これは日本でいう学習指導要領のようなものです。これがあります。それから、「個
別の学習ニーズや特徴」これは、一人ひとりにありますよね。この二つを考えていく。
まず、
「通常のカリキュラムそのままで大丈夫なのか?」を検討する。大丈夫ならば、
その「通常のカリキュラム」が適切なプログラムになるわけです。もし通常のカリキ
ュラムが適切でない場合、「補助的テクノロジーを考慮したか?」ということは絶対
やんなきゃいけないことなんです。では、それを考慮しましたということであれば、
カリキュラムの調整、まずはアコモデーションをやってそれがもし難しかったらモデ
ィフィケーションをやってとうことで、その子の個別の学習のニーズに対応できるの
か?それで、大丈夫だったら、それがその子の適切な教育プログラムになります。そ
の後、カリキュラムの追加や補充というのはですね、例えば、ちょっとソーシャルス
キルというのをこの子は特別に足したほうがいいよねとか、あとは自己決定というの
がなかなか難しいお子さんだから、そこで特別なカリキュラムをやりましょうという
ように、追加のカリキュラムをやることで、通常のカリキュラムを一緒にやれるとい
うことがあります。

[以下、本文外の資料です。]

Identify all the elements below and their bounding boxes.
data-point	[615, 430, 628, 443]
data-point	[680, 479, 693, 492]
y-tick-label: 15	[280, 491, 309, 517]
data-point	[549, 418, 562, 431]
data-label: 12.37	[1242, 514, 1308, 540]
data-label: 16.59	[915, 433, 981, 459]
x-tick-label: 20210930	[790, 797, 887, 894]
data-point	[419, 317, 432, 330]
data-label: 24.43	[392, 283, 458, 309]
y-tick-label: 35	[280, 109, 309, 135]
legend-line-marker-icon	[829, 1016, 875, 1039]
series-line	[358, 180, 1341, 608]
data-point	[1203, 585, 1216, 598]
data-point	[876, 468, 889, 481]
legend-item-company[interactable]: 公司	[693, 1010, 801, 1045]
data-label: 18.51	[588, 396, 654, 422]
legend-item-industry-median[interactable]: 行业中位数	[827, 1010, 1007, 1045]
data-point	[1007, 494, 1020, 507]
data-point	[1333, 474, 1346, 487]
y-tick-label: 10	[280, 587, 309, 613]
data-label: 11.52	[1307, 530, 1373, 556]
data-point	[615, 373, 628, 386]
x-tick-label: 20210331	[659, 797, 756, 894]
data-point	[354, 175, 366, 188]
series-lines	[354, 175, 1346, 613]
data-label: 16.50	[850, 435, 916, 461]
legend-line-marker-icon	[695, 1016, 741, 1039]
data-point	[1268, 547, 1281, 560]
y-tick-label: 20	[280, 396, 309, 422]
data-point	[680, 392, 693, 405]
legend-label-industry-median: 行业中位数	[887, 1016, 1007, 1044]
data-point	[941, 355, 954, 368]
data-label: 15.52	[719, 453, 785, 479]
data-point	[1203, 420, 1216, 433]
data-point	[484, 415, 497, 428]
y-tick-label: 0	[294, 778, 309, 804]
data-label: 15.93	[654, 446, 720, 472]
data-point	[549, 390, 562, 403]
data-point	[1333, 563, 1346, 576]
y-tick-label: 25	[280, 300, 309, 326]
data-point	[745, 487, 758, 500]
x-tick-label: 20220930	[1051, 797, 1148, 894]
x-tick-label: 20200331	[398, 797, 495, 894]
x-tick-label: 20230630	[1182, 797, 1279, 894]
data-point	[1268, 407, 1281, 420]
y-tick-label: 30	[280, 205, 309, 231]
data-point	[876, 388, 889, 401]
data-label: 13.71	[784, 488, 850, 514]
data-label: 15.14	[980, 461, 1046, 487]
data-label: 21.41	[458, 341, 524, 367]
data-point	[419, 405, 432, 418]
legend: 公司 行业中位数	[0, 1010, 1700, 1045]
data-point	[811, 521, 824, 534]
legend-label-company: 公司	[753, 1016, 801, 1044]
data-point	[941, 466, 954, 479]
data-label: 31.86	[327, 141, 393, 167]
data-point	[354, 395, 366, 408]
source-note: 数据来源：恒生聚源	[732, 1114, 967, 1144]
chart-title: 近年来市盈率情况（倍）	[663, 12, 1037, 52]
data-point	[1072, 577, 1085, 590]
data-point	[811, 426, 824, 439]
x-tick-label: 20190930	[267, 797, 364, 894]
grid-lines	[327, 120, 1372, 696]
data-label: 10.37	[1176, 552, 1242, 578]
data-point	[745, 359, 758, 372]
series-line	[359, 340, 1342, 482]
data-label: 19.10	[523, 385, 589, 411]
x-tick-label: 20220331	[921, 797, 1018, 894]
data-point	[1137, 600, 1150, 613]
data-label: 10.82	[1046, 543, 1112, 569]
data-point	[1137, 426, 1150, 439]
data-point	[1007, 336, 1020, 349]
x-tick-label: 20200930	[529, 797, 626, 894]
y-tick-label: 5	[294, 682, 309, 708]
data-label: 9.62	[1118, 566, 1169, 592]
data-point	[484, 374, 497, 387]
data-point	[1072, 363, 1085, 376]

こういうことを言っています。そういう検討をしてそれでも難し
かった場合に、初めて通常の教育カリキュラムを変更する。もう少しここを生活に根
ざしたような内容に変えていくということを行います。日本でいう自立活動を主とす
る教育課程にいるお子さんのカリキュラムみたいなものは、最初からこの子は自立主
ということではなく、この段階を追って検討していくんですね。そのため、ここで大
事なのは、障害がとても重度のお子さんにっとても、通常の教育課程のエッセンスと
いうものは、同学年のお子さんと同じように体験できる仕組みがあるようということ
なのです。
まとめに入ります。最初の方にお話した肢体不自由のあるお子さんの教科指導につ
いては、そこにあるように実は障害特性が及ぼす学習の困難さというものを軽減する
手立て、方法の工夫を行うということが 1 点。それからもう一つは教科内容というも
のを学習指導要領もとにして考えなければいけないねということをお示ししました。
それから最後にお話したのは、日本におけるインクルーシブ教育システムを実現する
というところに向けてやはりいろんな課題があるとは思います。ただ、今、日本の中
で大きく動いているところなので、中教審でも、話し合いが続けられていますし、ニ
ュースになることが多いと思いますので、是非興味がある皆さんアクセスしていただ
けるといいかなと思います。どうも有難うございました。